Se The Times They Are a-Changin’ não é seu disco mais acessível, é um dos mais cruamente sinceros

Lançado em janeiro de 1964, The Times They Are a-Changin’ consolidou Bob Dylan como a voz de uma geração inquieta. Se Freewheelin’ Bob Dylan havia capturado o espírito da juventude com um equilíbrio entre ironia, romance e protesto, este terceiro álbum mergulhou em uma melancolia densa, refletindo um tempo de turbulência social e mudanças iminentes.
Pela primeira vez, Dylan apresentou um disco inteiramente composto por material original, um sinal de que ele já não se apoiava diretamente nos ombros de seus ídolos, mas construía um caminho próprio dentro da tradição folk.
A faixa-título tornou-se um hino imediato. Com versos curtos e diretos, Dylan canalizou a cadência hipnótica das baladas irlandesas e escocesas, como Come All Ye Bold Highway Men e Come All Ye Tender Hearted Maidens, para transmitir uma mensagem urgente. “Essa foi definitivamente uma música com um propósito”, ele disse anos depois. O propósito era claro: capturar o espírito de um mundo à beira da transformação. O movimento pelos direitos civis e a música folk estavam profundamente entrelaçados naquele momento, e Dylan parecia cantar para a história em movimento.
Mas, se havia esperança na mudança, o resto do álbum não iludia ninguém sobre a brutalidade do presente. With God on Our Side expunha a hipocrisia da retórica patriótica, percorrendo guerras e tragédias históricas ao som de uma melodia inspirada na tradicional The Merry Month of May, também usada por Dominic Behan em The Patriot Game. Já Only a Pawn in Their Game analisava o assassinato de Medgar Evers sob um prisma mais frio: Dylan não apontava apenas para o atirador, mas para o sistema que perpetuava o racismo e manipulava as massas.
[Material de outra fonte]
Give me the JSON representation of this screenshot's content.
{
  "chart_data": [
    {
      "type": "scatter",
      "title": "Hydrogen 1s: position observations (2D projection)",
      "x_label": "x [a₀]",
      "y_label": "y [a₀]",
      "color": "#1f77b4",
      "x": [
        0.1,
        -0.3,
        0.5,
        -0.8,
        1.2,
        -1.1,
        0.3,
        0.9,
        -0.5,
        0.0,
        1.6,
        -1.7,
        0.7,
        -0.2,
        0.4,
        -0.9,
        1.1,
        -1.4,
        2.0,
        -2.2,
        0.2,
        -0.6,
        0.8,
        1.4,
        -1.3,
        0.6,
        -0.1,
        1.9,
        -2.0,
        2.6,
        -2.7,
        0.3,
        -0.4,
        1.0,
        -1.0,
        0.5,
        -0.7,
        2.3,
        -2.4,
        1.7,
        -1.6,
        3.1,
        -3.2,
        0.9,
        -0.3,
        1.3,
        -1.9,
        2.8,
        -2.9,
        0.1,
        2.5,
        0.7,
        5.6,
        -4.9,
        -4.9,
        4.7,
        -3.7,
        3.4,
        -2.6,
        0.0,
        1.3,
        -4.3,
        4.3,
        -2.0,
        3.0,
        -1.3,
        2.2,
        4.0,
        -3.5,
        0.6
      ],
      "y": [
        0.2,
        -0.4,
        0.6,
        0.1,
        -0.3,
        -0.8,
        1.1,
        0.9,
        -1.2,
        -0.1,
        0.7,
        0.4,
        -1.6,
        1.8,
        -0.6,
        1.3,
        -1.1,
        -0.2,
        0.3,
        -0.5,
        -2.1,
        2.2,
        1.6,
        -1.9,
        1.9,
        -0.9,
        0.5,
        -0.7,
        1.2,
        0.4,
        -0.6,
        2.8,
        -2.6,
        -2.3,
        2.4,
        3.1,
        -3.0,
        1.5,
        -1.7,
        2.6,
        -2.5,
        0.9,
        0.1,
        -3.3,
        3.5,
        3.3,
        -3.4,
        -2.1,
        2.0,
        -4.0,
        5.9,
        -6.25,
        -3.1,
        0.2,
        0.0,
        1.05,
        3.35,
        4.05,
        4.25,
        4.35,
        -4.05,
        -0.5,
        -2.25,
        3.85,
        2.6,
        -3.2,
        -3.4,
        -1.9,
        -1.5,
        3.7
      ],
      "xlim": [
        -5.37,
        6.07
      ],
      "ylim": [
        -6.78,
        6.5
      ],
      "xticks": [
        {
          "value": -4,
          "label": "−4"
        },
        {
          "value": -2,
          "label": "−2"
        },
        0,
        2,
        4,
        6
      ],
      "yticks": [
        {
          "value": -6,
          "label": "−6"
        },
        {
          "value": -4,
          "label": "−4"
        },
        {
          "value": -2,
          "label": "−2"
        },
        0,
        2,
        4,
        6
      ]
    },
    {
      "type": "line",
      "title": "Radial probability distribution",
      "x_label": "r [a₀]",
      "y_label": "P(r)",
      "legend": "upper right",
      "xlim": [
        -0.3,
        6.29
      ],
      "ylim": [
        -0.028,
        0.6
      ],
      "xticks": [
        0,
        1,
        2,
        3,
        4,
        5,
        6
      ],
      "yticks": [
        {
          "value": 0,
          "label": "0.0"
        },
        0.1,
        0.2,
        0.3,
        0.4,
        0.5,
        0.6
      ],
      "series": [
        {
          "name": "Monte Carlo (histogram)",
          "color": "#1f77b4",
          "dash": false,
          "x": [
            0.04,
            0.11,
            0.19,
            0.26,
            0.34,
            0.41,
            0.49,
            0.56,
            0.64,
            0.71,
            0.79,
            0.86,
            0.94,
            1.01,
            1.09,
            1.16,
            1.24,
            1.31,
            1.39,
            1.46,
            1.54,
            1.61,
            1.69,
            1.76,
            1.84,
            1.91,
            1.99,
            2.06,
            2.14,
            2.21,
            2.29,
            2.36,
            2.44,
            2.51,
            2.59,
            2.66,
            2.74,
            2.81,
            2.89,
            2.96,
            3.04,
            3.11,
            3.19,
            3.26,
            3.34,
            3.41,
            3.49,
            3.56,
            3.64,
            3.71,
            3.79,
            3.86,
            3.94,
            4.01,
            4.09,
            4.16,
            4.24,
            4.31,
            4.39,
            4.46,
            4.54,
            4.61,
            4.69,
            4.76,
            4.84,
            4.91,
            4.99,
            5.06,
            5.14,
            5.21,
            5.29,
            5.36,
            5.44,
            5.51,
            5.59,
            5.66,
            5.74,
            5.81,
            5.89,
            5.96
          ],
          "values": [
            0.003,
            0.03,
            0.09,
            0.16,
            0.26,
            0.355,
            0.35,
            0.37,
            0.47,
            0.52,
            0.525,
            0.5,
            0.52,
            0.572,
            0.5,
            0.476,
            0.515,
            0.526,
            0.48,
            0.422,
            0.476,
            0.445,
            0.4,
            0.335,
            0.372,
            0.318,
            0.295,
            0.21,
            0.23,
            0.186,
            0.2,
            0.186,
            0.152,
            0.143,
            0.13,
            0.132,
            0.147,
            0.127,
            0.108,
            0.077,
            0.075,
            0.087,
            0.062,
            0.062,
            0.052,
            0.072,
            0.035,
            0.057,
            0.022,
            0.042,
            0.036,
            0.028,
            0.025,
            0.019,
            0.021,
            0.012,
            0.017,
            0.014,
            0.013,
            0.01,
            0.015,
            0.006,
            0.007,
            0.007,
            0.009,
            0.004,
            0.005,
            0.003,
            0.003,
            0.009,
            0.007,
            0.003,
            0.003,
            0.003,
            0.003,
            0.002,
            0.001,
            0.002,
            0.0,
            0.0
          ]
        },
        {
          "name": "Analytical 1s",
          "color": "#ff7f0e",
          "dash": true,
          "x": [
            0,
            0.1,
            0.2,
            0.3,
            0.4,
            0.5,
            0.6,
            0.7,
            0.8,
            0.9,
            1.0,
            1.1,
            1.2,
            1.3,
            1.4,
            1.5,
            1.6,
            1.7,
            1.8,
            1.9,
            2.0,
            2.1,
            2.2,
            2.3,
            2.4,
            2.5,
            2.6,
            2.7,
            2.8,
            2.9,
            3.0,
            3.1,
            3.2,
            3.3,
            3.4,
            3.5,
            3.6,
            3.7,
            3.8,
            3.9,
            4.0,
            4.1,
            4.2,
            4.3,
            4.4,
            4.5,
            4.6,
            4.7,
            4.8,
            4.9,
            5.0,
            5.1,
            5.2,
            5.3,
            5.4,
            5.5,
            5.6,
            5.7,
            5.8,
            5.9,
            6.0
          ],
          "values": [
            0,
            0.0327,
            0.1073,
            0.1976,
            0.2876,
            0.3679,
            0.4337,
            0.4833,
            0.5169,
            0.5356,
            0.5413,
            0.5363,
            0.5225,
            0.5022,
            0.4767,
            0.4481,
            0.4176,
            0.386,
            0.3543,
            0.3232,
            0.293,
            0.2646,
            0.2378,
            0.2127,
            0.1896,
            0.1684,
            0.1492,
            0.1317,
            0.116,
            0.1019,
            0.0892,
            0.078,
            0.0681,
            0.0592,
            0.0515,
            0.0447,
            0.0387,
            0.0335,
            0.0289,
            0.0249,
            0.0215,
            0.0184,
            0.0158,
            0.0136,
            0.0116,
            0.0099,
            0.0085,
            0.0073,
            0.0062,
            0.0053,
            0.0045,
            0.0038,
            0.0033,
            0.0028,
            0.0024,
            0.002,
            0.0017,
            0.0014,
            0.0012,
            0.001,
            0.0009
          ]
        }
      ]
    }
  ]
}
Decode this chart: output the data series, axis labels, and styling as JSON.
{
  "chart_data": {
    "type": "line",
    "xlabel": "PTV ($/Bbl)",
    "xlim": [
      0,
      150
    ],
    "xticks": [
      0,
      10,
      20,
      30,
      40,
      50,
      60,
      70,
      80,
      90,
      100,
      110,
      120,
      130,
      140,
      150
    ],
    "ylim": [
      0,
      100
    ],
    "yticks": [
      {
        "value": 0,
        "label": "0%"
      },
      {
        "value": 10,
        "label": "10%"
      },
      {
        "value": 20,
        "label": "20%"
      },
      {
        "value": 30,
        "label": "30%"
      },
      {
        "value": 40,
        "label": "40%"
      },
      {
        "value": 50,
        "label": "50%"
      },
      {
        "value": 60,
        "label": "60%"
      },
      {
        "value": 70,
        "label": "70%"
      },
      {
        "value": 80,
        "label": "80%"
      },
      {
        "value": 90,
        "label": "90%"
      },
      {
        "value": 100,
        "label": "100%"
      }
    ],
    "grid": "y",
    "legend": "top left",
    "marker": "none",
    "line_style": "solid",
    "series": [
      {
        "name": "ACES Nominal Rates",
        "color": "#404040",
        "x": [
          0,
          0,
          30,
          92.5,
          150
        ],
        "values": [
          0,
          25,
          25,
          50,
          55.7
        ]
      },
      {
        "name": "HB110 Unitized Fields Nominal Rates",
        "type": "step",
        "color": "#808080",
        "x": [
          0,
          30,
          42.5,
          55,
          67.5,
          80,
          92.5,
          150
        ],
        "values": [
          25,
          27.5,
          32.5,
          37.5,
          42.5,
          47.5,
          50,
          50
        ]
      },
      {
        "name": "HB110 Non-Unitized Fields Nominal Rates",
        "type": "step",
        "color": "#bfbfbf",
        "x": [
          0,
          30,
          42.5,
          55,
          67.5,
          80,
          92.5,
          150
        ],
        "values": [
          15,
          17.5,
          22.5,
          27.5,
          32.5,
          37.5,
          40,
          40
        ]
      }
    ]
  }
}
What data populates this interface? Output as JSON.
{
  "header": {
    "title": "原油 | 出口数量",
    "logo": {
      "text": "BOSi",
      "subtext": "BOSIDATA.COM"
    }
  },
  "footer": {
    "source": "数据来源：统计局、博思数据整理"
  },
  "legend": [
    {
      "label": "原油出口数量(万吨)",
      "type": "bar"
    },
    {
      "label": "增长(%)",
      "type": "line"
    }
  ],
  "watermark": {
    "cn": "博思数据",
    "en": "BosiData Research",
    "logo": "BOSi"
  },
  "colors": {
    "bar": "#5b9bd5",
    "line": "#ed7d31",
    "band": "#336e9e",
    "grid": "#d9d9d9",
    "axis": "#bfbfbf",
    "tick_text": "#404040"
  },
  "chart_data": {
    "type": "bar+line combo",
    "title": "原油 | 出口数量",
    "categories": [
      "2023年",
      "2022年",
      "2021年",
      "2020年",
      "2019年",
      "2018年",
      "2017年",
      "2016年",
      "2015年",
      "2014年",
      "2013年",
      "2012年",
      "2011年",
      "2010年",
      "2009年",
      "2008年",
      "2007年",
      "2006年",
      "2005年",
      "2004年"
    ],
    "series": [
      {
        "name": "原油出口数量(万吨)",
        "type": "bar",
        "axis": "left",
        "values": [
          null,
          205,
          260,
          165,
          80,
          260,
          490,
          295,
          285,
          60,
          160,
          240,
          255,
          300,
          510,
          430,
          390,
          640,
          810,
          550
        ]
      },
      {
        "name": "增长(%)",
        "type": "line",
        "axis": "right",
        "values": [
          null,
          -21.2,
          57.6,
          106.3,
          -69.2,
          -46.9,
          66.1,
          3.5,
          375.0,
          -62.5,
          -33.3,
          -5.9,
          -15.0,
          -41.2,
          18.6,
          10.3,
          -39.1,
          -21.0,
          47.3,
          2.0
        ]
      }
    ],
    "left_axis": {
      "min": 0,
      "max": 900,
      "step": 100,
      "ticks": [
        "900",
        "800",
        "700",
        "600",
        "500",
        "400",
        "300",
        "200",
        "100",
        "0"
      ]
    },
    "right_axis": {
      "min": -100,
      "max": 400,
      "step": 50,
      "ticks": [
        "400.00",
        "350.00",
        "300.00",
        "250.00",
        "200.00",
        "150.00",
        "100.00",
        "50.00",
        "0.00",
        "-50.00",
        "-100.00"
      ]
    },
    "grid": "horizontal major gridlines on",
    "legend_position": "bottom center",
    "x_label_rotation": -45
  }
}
O álbum também revelou Dylan como um contador de histórias trágicas, sem artifícios ou alívios cômicos. Ballad of Hollis Brown talvez seja sua canção mais devastadora, acompanhada por um riff de dois acordes que se repete como um lamento sem saída. A letra narra o desespero absoluto de um fazendeiro da Dakota do Sul que, esmagado pela miséria, mata sua esposa, seus filhos e, por fim, a si mesmo. O peso da inevitabilidade torna a canção ainda mais angustiante.
Em The Lonesome Death of Hattie Carroll, Dylan reconstrói outro caso real, o assassinato da garçonete afro-americana Hattie Carroll em 1963. Utilizando a melodia da antiga Mary Hamilton, ele relata a história com um misto de indignação e ironia cortante, reservando o golpe final para os versos que descrevem a sentença ínfima dada ao agressor branco, um retrato brutal da justiça seletiva nos Estados Unidos.
Se há alguma doçura no disco, ela vem nas baladas One Too Many Mornings e Boots of Spanish Leather, que equilibram a dureza do restante do repertório com uma melancolia mais pessoal. Mas, mesmo nesses momentos, a leveza é substituída por uma sensação de perda inevitável.
The Times They Are a-Changin’ é um disco sem concessões. Ao contrário do álbum anterior, que ainda trazia lampejos de humor e um espírito mais aventureiro, este trabalho é austero, sombrio e direto. Dylan abandonou qualquer pretensão de entreter e se colocou como um cronista de sua era, disposto a encarar os fatos sem desviar o olhar.
Não é um avanço revolucionário em relação a The Freewheelin’ Bob Dylan, mas é uma afirmação de propósito. Se The Times They Are a-Changin’ não é seu disco mais acessível, é um dos mais cruamente sinceros.